Perintis dan Cecep mengemukakan dugaan tindak pidana korupsi dimaksud terjadi pada rentang waktu 2016-2019.

“Dugaan terjadinya korupsi sepanjang tahun 2016 sampai 2019 itu berdasar Laporan Hasil Pemeriksaan Badan Pemeriksa Keuangan atau LHP BPK. Jadi, dugaan ini sangat berdasar,” kata Cecep dalam jumpa pers di bilangan Jl. Pangeran Antasari, Jakarta Selatan, Rabu (18/12/2024).

Praktisi hukum perbankan itu juga mengemukakan beberapa data pengeluaran pihak Bank DKI yang dinilainya tidak wajar.

Di antaranya, item biaya terkait eksekusi aset tanah dan bangunan atas nama TPSI di Jl. Wijaya I No. 7, Jakarta Selatan.
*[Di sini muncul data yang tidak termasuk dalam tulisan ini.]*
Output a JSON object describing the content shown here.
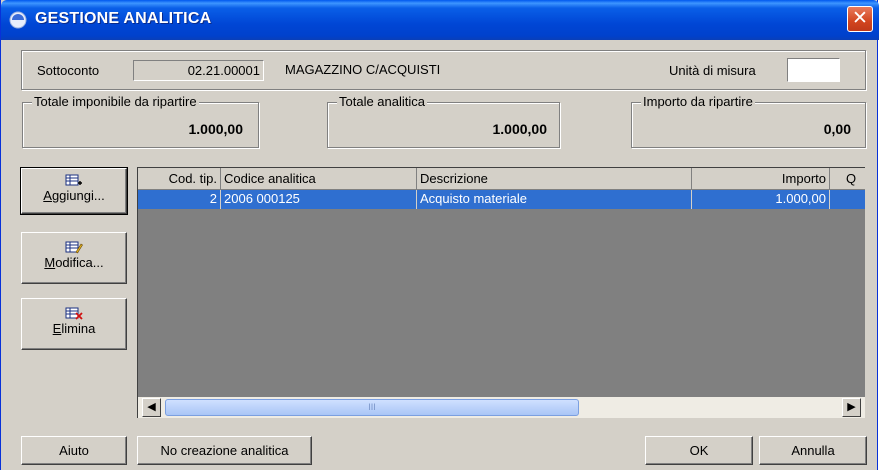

Nilainya sebesar Rp1,5 miliar.

“Pengeluaran biaya untuk eksekusi hak tanggungan pada tahun 2017 itu sangat tidak wajar karena kegiatan eksekusi tidak pernah ada, karena klien kami, yakni Pak PG, menyerahkan asetnya begitu saja sebab dalam posisi dikriminalisasi,” ujar Cecep.

Disebutkan pula item penanganan laporan polisi terhadap kliennya, Perintis Gunawan alias PG, di Direktur Reserse Kriminal Khusus (Dirreskrimsus) Mabes Polri pada 2018.

Jumlah pengeluaran pihak Bank DKI untuk urusan memolisikan debiturnya tersebut tercatat sebesar Rp450 juta dan Rp900 juta. Nilainya jiga ditambahkan Rp1,35 miliar.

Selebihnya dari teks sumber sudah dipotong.